During the Q&A, they were asked about political solutions and Rabbi Hanan and Shadi explained that a good number of Roots participants align with a political vision called “A Land for All.”

Screenshot 2019-11-17 18.30.54

Admittedly it will take me a while to research their vision, to understand the nuances, to become fluent in their beliefs – and then to determine if I agree.  But in the meantime, it has me thinking VERY differently.

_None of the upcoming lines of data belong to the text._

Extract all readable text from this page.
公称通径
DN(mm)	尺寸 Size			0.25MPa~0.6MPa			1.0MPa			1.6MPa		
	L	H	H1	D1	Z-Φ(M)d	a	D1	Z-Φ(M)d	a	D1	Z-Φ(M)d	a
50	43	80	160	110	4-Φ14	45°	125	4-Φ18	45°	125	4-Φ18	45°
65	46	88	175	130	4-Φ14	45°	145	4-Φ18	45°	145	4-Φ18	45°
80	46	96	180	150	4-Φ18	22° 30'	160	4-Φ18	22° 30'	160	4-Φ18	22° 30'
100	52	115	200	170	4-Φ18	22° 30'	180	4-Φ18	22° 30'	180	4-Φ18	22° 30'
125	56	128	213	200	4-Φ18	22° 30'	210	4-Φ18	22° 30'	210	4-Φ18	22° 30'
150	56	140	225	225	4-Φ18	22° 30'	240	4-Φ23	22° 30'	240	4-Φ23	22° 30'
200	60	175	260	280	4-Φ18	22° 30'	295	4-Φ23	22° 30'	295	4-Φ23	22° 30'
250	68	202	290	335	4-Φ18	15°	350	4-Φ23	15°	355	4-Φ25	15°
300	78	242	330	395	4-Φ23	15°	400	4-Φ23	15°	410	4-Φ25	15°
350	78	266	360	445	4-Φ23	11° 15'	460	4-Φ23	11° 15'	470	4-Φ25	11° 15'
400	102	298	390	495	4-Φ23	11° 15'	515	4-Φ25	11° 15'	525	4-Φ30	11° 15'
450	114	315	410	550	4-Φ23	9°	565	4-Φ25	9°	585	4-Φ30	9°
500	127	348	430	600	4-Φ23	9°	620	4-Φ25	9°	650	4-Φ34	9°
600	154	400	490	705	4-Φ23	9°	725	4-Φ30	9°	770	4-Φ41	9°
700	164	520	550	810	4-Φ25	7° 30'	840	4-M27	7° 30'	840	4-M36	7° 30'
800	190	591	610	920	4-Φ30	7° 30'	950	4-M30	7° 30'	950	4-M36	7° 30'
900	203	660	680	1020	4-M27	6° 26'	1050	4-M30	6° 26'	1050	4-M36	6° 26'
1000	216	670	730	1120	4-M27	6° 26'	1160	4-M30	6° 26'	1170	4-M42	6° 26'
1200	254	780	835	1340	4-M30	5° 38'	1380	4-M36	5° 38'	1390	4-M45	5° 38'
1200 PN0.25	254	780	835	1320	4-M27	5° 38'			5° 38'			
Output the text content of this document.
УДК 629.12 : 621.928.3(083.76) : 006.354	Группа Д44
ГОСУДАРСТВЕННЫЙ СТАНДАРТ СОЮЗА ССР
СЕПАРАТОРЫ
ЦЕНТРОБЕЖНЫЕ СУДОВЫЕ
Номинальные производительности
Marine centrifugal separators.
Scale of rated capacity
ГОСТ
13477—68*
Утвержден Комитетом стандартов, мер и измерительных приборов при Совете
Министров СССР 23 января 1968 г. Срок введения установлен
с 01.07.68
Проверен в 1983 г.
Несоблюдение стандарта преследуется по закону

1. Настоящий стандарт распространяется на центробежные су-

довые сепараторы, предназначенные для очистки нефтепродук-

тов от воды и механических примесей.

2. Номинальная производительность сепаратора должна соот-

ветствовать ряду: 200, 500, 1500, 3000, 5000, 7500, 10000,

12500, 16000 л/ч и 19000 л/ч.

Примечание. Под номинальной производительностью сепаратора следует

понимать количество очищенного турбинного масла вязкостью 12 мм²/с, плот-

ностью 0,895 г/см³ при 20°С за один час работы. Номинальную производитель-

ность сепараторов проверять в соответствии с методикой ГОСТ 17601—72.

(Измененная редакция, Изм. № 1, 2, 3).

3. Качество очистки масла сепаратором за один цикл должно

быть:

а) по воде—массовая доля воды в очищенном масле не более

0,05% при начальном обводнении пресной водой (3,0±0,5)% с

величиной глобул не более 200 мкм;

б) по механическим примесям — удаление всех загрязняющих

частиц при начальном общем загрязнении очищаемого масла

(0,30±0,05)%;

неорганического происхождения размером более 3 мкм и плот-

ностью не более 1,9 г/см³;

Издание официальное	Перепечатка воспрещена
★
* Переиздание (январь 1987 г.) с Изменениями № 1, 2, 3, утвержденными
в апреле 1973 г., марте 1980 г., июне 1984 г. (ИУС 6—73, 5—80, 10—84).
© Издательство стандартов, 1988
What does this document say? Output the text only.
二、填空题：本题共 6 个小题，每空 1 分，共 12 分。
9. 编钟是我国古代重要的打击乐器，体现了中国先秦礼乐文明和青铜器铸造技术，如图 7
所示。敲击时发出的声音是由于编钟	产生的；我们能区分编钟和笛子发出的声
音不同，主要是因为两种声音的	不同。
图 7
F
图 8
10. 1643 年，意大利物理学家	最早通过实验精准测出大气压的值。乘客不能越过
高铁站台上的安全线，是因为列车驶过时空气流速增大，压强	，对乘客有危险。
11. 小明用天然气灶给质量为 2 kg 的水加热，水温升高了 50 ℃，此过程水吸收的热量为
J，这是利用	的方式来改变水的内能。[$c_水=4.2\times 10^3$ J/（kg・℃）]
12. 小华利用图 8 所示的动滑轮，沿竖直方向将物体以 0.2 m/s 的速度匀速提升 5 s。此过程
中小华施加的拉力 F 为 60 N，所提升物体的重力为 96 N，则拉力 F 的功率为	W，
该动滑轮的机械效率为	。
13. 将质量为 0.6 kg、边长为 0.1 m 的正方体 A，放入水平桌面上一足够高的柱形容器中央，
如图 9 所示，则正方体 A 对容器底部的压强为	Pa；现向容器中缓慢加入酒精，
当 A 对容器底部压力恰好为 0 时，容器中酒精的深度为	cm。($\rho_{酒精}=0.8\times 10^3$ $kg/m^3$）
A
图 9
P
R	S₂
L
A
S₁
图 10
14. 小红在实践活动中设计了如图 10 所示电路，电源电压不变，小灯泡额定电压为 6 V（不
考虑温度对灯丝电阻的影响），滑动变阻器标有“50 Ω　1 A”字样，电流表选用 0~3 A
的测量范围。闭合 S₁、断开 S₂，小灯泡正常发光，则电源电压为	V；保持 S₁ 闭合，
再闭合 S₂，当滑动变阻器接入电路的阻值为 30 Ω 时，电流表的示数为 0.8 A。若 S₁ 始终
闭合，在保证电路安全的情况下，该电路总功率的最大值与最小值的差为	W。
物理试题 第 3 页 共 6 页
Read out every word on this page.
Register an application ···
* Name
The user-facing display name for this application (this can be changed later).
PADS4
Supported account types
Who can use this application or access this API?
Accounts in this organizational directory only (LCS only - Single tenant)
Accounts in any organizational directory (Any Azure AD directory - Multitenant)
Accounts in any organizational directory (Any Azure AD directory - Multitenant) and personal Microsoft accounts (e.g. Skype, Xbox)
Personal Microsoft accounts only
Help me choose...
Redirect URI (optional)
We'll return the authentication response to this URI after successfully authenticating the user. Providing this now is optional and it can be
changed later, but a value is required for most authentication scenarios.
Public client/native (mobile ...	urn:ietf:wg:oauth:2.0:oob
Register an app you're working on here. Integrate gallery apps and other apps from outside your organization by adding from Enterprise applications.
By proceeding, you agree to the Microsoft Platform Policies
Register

Here is where my head is now rambling after last night:

1/ Israeli government doesn’t even show respect and dignity for all Jews, much less to people of other faith traditions. There MUST be a shift in leadership and law-making if we ever have a chance at democracy and justice for all which leads to …

2/ A move towards a separation of religion and government is truly needed.

3/ The rise of anti-Semitism world-wide is super scary and there must be a provision of a safeguard for diaspora Jews with the opportunity for citizenship in this land. I am not sure what this looks like when enacted, but I think it’s imperative.

3/  Trinidad AND Tobago.  Turks AND Caicos. Antigua AND Barbuda. Bosnia AND Herzegovina.  I am not mentioning these as a way of advocating for a particular government ideology (all of these have very different government systems – some better than others and some are territories of other countries). But somehow they evolved into geographic entities with AND in their names. Why not Israel AND Palestine?

4/ The international community needs to do whatever it takes to get Hamas and Islamic Jihad out of Gaza and bring those living there into this vision.

At 46 years old, with lots of formal and informal Israel education encounters, I still have so much to learn. I must be open to challenging long-held beliefs and assumptions.  I must continue to pursue new learning opportunities in the many forms they come in.

I encourage each of us to never stop striving to learn new perspectives, to seek new information and to engage in honest, respectful, dignity-lifting dialogue.